8 April 2025
Surabaya, Indonesia
Profil

Biografi KH. Muammal Hamidy, Lc. Rochimahulloh

Selasa, 14 April 2015 lalu KH. Muammal Hamidy, Lc., Wakil Ketua Pimpinan Muhammadiyah Wilayah Jawa Timur, Telah berpulang ke Rahmatulloh. Semoga Alloh SWT menerima seluruh amal ibadah beliau dan mengampuni segala dosa-dosanya.

Berikut ini adalah sekilas biografi, perjuangan, dan kontribusi beliau semasa hidup. Semoga kemuliaan, keberkahan, dan kebaikan selalu untuk beliau tercinta. Allohumma Amiin.

image

Masa Kecil

Muammal Hamidy terlahir di Desa Sedayu Lawas, Kecamatan Brondong Lamongan, 1 September 1940 silam. Muammal kecil menghabiskan lebih banyak waktunya untuk belajar ngaji di langgar. Sejak menginjak usia SD, bersama bocah-bocah desa lainnya, Muammal tidur di langgar.

“Hanya ketika bulan puasa, saya pulang untuk sahur. Setelahnya, ya kembali lagi ke langgar,”

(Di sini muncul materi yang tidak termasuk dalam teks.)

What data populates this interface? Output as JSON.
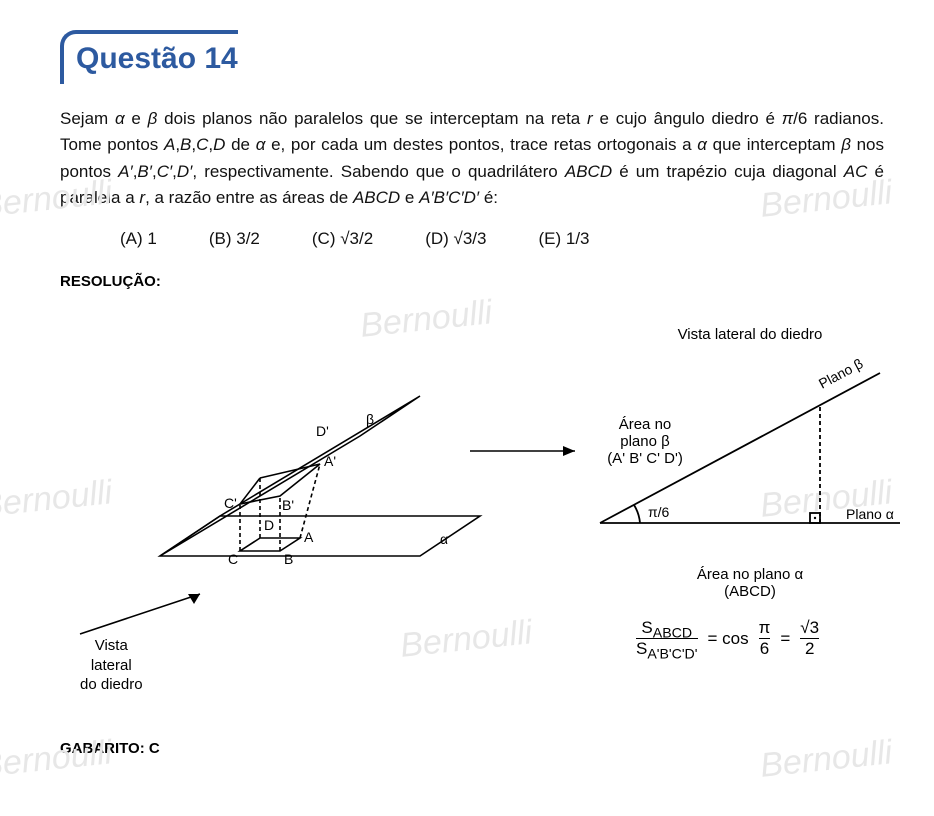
{
  "watermark": "Bernoulli",
  "question": {
    "title": "Questão 14",
    "stem_html": "Sejam <i>α</i> e <i>β</i> dois planos não paralelos que se interceptam na reta <i>r</i> e cujo ângulo diedro é <i>π</i>/6 radianos. Tome pontos <i>A</i>,<i>B</i>,<i>C</i>,<i>D</i> de <i>α</i> e, por cada um destes pontos, trace retas ortogonais a <i>α</i> que interceptam <i>β</i> nos pontos <i>A′</i>,<i>B′</i>,<i>C′</i>,<i>D′</i>, respectivamente. Sabendo que o quadrilátero <i>ABCD</i> é um trapézio cuja diagonal <i>AC</i> é paralela a <i>r</i>, a razão entre as áreas de <i>ABCD</i> e <i>A′B′C′D′</i> é:",
    "options": {
      "A": "1",
      "B": "3/2",
      "C": "√3/2",
      "D": "√3/3",
      "E": "1/3"
    }
  },
  "labels": {
    "resolucao": "RESOLUÇÃO:",
    "gabarito": "GABARITO: C",
    "vista_lateral": "Vista lateral do diedro",
    "vista_lateral_break": "Vista\nlateral\ndo diedro",
    "area_beta_l1": "Área no",
    "area_beta_l2": "plano β",
    "area_beta_l3": "(A' B' C' D')",
    "area_alpha_l1": "Área no plano α",
    "area_alpha_l2": "(ABCD)",
    "plano_alpha": "Plano α",
    "plano_beta": "Plano β",
    "alpha": "α",
    "beta": "β",
    "angle": "π/6",
    "pts": {
      "A": "A",
      "B": "B",
      "C": "C",
      "D": "D",
      "Ap": "A'",
      "Bp": "B'",
      "Cp": "C'",
      "Dp": "D'"
    }
  },
  "ratio": {
    "num": "S",
    "num_sub": "ABCD",
    "den": "S",
    "den_sub": "A'B'C'D'",
    "eq1": "= cos",
    "pi": "π",
    "six": "6",
    "eq2": "=",
    "root3": "√3",
    "two": "2"
  },
  "style": {
    "title_color": "#2d5aa0",
    "text_color": "#111111",
    "watermark_color": "#e7e7e7",
    "line_color": "#000000",
    "title_fontsize": 30,
    "body_fontsize": 17,
    "label_fontsize": 15,
    "background": "#ffffff"
  }
}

Muammal juga bersekolah di SR (Sekolah Rakyat). Ketika terjadi Agresi Militer Belanda II 1948, sekolahnya terhenti. Seusai perang, Muammal pindah ke MI yang baru berdiri. Muammal Hamidy pun mulai mengenal dan belajar ilmu alat (nahwu dan shorof). Juga balaghah, fiqh dan muntakhobat (kata mutiara). Di usia ini, Muammal pun mulai belajar pola Kemuhammadiyahan dari pamannya, Mahfudz Ihsan, pendiri Muhammadiyah di Lamongan. Karena itu, Hadits Arbain Nawawi wajib dihafalkannya.

Masa Remaja

Setamat MI tahun 1955, anak ke delapan dari sepuluh bersaudara ini meneruskan studi agamanya ke MTs Tebuireng sambil nyantri di Pondok Pesantren Tebuireng Jombang. Dengan hanya berbekal 3 lembar pakaian dan 2 sarung yang dia bawa dalam tumbu yang terbuat dari daun lontar, ia berangkat mondok. “Karena minim baju ganti, saya kadang hanya mencuci kerahnya saja,” ujarnya sambil senyum dikulum.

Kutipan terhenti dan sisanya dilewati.